Thoughts on Teacher Developed Tests

© Robert A. Buckmaster 2022

When teachers think about testing they often have in mind such tests as Cambridge First or Advanced (the old FCE and CAE), or IELTS, or course book tests.

This is not the best model to follow when you want to create your own tests though. Tests like these are industrial scale tests (First, Advanced or IELTS) or imitative of industrialist scale tests (coursebook tests).

Industrial scale tests are designed to be given worldwide to large numbers of candidates and to be marked as efficiently (and as cheaply) as possible. Test security and standardization of test taker response – through multiple choice or cloze type items, for example – are key here. The use of live raters (expensive!) for the writing and speaking part has even been eliminated in Pearson tests, for example.

The only real direct testing of performance is in the writing and speaking parts. The reading paper, listening paper, and use of English paper (if there is one) are indirect and partial tests of candidate performance, with a large element of correlational inference i.e. if they can get this answer correct then they are probably level X, and we will combine this with the other evidence from the other questions to give your our opinion of their ability. Given enough questions we will be able to infer their level and performance ability (A, B or C) at this level. The partial picture gained from discrete item testing allows the test board to infer the level of the candidates. It is only an inference though from partial data. Because getting more information is more time consuming and more costly.

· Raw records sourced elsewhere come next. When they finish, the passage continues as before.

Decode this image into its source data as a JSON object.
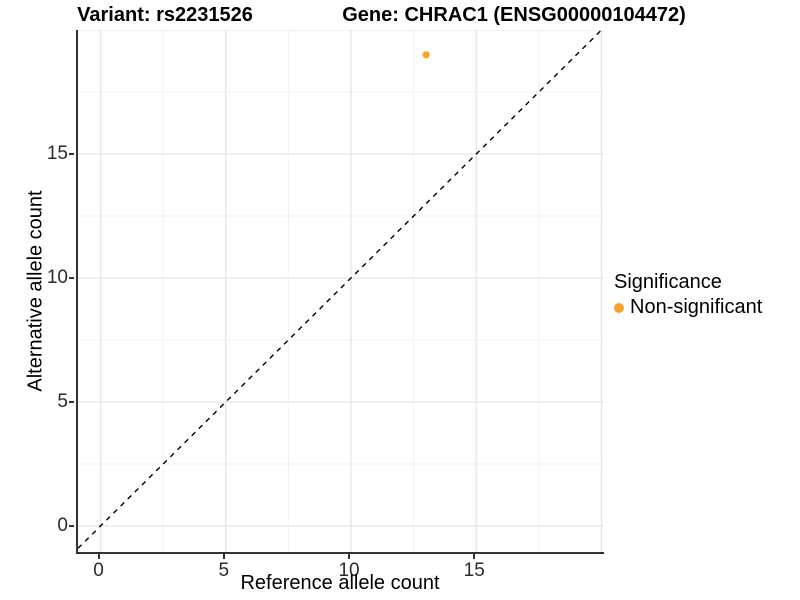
{
  "titles": {
    "left": "Variant: rs2231526",
    "right": "Gene: CHRAC1 (ENSG00000104472)"
  },
  "chart_data": {
    "type": "scatter",
    "title_left": "Variant: rs2231526",
    "title_right": "Gene: CHRAC1 (ENSG00000104472)",
    "xlabel": "Reference allele count",
    "ylabel": "Alternative allele count",
    "xlim": [
      -0.9,
      20.1
    ],
    "ylim": [
      -1.05,
      20.0
    ],
    "x_ticks": [
      0,
      5,
      10,
      15
    ],
    "y_ticks": [
      0,
      5,
      10,
      15
    ],
    "grid": {
      "x_major": [
        0,
        5,
        10,
        15,
        20
      ],
      "x_minor": [
        2.5,
        7.5,
        12.5,
        17.5
      ],
      "y_major": [
        0,
        5,
        10,
        15,
        20
      ],
      "y_minor": [
        2.5,
        7.5,
        12.5,
        17.5
      ]
    },
    "points": [
      {
        "x": 13,
        "y": 19,
        "series": "Non-significant"
      }
    ],
    "identity_line": {
      "slope": 1,
      "intercept": 0,
      "style": "dashed"
    },
    "legend": {
      "title": "Significance",
      "position": "right",
      "items": [
        {
          "label": "Non-significant",
          "color": "#F9A029"
        }
      ]
    },
    "colors": {
      "point": "#F9A029",
      "axis_line": "#333333",
      "grid_major": "#E6E6E6",
      "grid_minor": "#F2F2F2",
      "identity_line": "#000000"
    }
  }
}
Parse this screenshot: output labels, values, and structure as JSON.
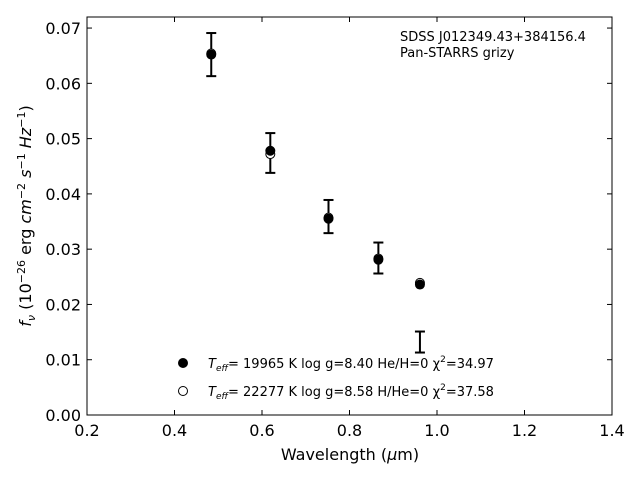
{
  "chart_data": {
    "type": "scatter",
    "title": "",
    "xlabel": "Wavelength (μm)",
    "ylabel": "fν (10⁻²⁶ erg cm⁻² s⁻¹ Hz⁻¹)",
    "xlim": [
      0.2,
      1.4
    ],
    "ylim": [
      0.0,
      0.072
    ],
    "x_ticks": [
      0.2,
      0.4,
      0.6,
      0.8,
      1.0,
      1.2,
      1.4
    ],
    "x_tick_labels": [
      "0.2",
      "0.4",
      "0.6",
      "0.8",
      "1.0",
      "1.2",
      "1.4"
    ],
    "y_ticks": [
      0.0,
      0.01,
      0.02,
      0.03,
      0.04,
      0.05,
      0.06,
      0.07
    ],
    "y_tick_labels": [
      "0.00",
      "0.01",
      "0.02",
      "0.03",
      "0.04",
      "0.05",
      "0.06",
      "0.07"
    ],
    "grid": false,
    "legend_position": "bottom-center",
    "annotation": {
      "line1": "SDSS J012349.43+384156.4",
      "line2": "Pan-STARRS grizy"
    },
    "observed": {
      "points": [
        {
          "x": 0.484,
          "y": 0.0652,
          "err": 0.0039
        },
        {
          "x": 0.619,
          "y": 0.0474,
          "err": 0.0036
        },
        {
          "x": 0.752,
          "y": 0.0359,
          "err": 0.003
        },
        {
          "x": 0.866,
          "y": 0.0284,
          "err": 0.0028
        },
        {
          "x": 0.961,
          "y": 0.0132,
          "err": 0.0019
        }
      ]
    },
    "series": [
      {
        "marker": "filled-circle",
        "label": "T_eff= 19965 K  log g=8.40  He/H=0  χ²=34.97",
        "x": [
          0.484,
          0.619,
          0.752,
          0.866,
          0.961
        ],
        "y": [
          0.0652,
          0.0478,
          0.0355,
          0.0281,
          0.0236
        ]
      },
      {
        "marker": "open-circle",
        "label": "T_eff= 22277 K  log g=8.58  H/He=0  χ²=37.58",
        "x": [
          0.484,
          0.619,
          0.752,
          0.866,
          0.961
        ],
        "y": [
          0.0654,
          0.0472,
          0.0357,
          0.0283,
          0.0239
        ]
      }
    ],
    "legend": [
      {
        "teff": "= 19965 K  log g=8.40  He/H=0  χ",
        "chi": "=34.97"
      },
      {
        "teff": "= 22277 K  log g=8.58  H/He=0  χ",
        "chi": "=37.58"
      }
    ]
  }
}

So, the data gained from such tests is only a partial picture, but this is not reason enough to reject such tests as the model for teacher developed tests. There are two other reasons why such tests are a bad idea for teachers. The first is that there are complex statistical procedures which need to be undertaken before you can say with any degree of confidence that your test items are valid and therefore that your inferences about the candidate performance as reasonable (but still might be wrong). Most teachers are not capable of carrying out such procedures and do not have the statistical tools anyway. The second reason is that it is very difficult to write good multiple choice items, for example, and then the items need to be trialed and tested and statistically analyzed. This is all beyond the capabilities of most teachers to do. And if you were to learn to do it, then you’d be an industrial tester. Teachers do not need to do this. There is another way.

The other way is to lean towards teachers’ strengths. Instead of spending time and effort in the attempt to become an industrial tester we should use our existing skills of setting up communicative tasks and evaluating student performance on these tasks. This is what you do all the time when monitoring tasks. If you ask the students to do a communicative task in pairs and then monitor them, and make a note of errors, then you are acting as a communicative tester-evaluator. And this is what we want.

You should think of communicative tasks which require the students to use English to get something done, appropriate to their level, ask them to do it and then evaluate their success. That’s it. That’s all you need to do in terms of testing as a teacher.

The tasks might require some reading or listening first and then a speaking and/or writing task. The success of the reading or listening element will be clear from the speaking or writing part. These will be integrated tests. Or they might just be a speaking or writing task.

Either way the task should be modeled on a real-life task which the students should be able to do. That way you do not need to do any pre-testing or statistical analysis of items or make inferences. You will have clear, direct evidence of the students’ actual ability to do real life tasks in English.

Do not aspire to be an industrial tester. Unless you want to take on Cambridge or Pearson. Embrace your teaching skills and become a communicative tester-evaluator.